Saturday, May 8, 2010
Yesterday afternoon I watched the last trailer head out of my driveway, taking the last rider and horse away from a four day dressage clinic with Jeff Moore and suddenly felt very tired. It had been a fabulous 4 days of intense instruction from Jeff, a total immersion into the psychology, physiology, and bio dynamics of both horse and rider, using tactics and techniques to entice the horse into compliance with our dressage wishes.
Very little that Jeff teaches is main stream, typically taught dressage banter. Some call him the dressage heretic because of his unconventional teaching and training methods, and yet what he shares with us has results with horses that move better and riders that become more than mere passengers with no influence, and without doing battle. He pushes a rider to think independently about how to address the animal, and the issue, prioritize, then keep whimsically trying something until the horse figures it out. This clinic was amazing in that all the horses and riders made such dramatic improvements and had so many "ah hah" moments. It was just a great time, but my post clinic martini was a chilly and welcome, soothing balm to my tired, wind, sand, and sun battered self.
Recently I had been hearing from a very nice lady to whom I had sold a very nice and promising colt a few years back, about some problems this colt was now giving her with his training, and that the relationship had soured to becoming confrontational. The lady was understandably frustrated with him and it sounded mutual. I had encouraged her before the clinic to bring this fellow to ride with Jeff to see what he could do to help, but a busy show season took her priority instead. She then wrote me to tell me that she had now decided to sell him. This was very sad news to me both as a friend to this lady, and as the breeder of this wonderful horse.
Breeding horses for a business means that most of the relationships I make with a horse will be limited to the time they stay here, until they sell to a new owner and move away. They come into this world in my barn and I am the first human they encounter. I become a surrogate mother and new boss mare, after they are weaned from their dams, and I lead them into becoming usable horses for someone else when I start them under saddle. When they arrive they are a blank black board and develop their unique personalities as they are handled and grow up in the herd. Daily, I watch them and know how they operate and what they like and don't. They are my creation, a living form of art using genetics instead of paint. I have a deep love and bond for each horse that I have bred or spent time training and when they move on to new owners my hope is that they will find friendship and a good working relationship along with a compassionate and caring home situation. I want them all to find a better spot than they were born with. I want the new owners to feel the same or better about their horse as I did when they were mine. Regrettably this doesn't always work out. I know this lady was taking excellent care of this boy but there is a clash of something going on here. It is very disappointing to me and I wish things could be different for her and for this horse, and I do hope they can find a way to work it out still.
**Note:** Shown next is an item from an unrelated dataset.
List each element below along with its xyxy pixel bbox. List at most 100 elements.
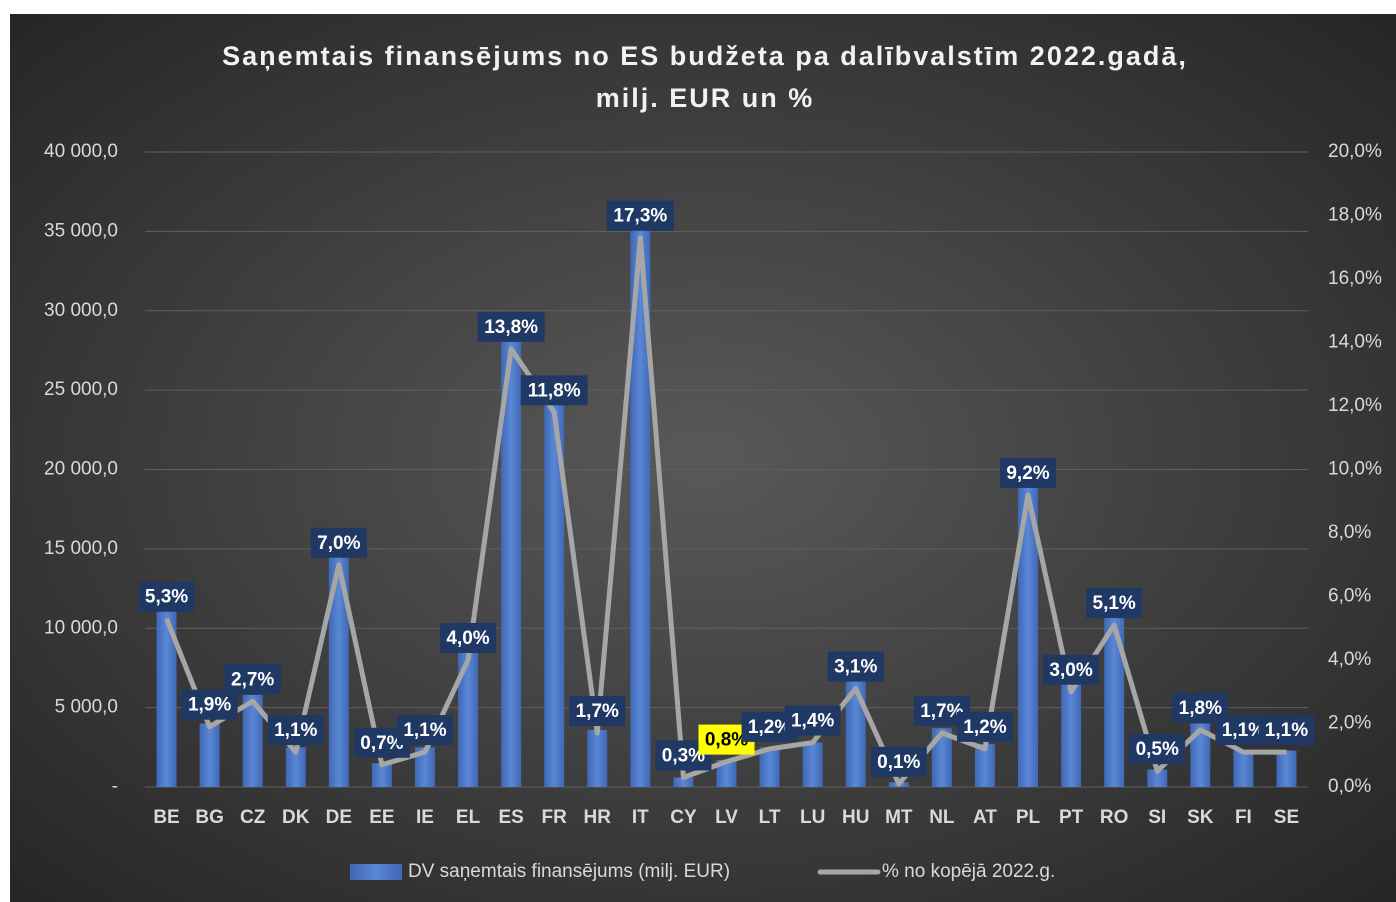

Classical dressage style, which is the norm for most dressage riders here in the USA because that's what got filtered over here from the Germans, who were once the leading winners in the riding world . The basis for most of the techniques they used were designed long time back for the cavalry and for men who would be riding very strong, and very strong willed, horses, not for women with different body types, and not for the sensitive type horse. Its premise follows a path that has little room for innovation and creativity, rather dictatorial in a "You vill do as I say, or else" mentality. That's fine as long as it fits the rider or that particular horse.
When it doesn't fit, things can get very stuck in the training progression and it's usually right there when the horse is working up to doing 2cd level work when higher degrees of collection and expression of the horse's gaits are required, as well as more agility, strength, and precision. This is the point of doom for many horse and rider combinations and that's precisely where this lady and horse are regrettably. So something has to change, and it may be a new owner or it could be a change in routine, or method.
Jeff Moore is a very different teacher as I have said. His mentor was the late Baron Von Blixen, (yes the same Von Blixen family as were portrayed in Out of Africa). The Baron once had two horses in the Olympics that he had trained, in two different disciplines. Since rules didn't allow riders to compete on two horses then, a friend rode one and the Baron rode the other. Both won the gold. His training was based on the thought that if you can control the placement of the feet of the horse, especially the front ones, then the rest would follow in balance, without the forced "drive them until they get lighter in front" of the classical way
I have seen folks, been one myself, take lessons with either the Barron and with Jeff, and whose brains had been thoroughly loaded with the classical stuff, have the light bulb come on when this radical approach to the issue was given to them and, if they tried it, found the results were amazing. I have also seen folks leave the ring in tears because they couldn't let go of their model of how they thought it must be. For some, being outside the box is scary and humiliating. My first years of riding with Jeff were a total puzzle to me as to the why of it all, but I saw such dramatic improvement in the way my horses went and I became a believer in the heretic's teachings. What I love the most about the thing is, Jeff always says to try stuff and if doesn't work, try something else, and above all else, be whimsical.
Whimsy. Think outside the box. Training horses is never a straight path. Most relationships of any sort are on uncharted paths. They take work, thought, and creativity to grow and change together. I sincerely hope that this horse and lady can find a new path from the one they are colliding on and make it work, and be happy and competitive once again.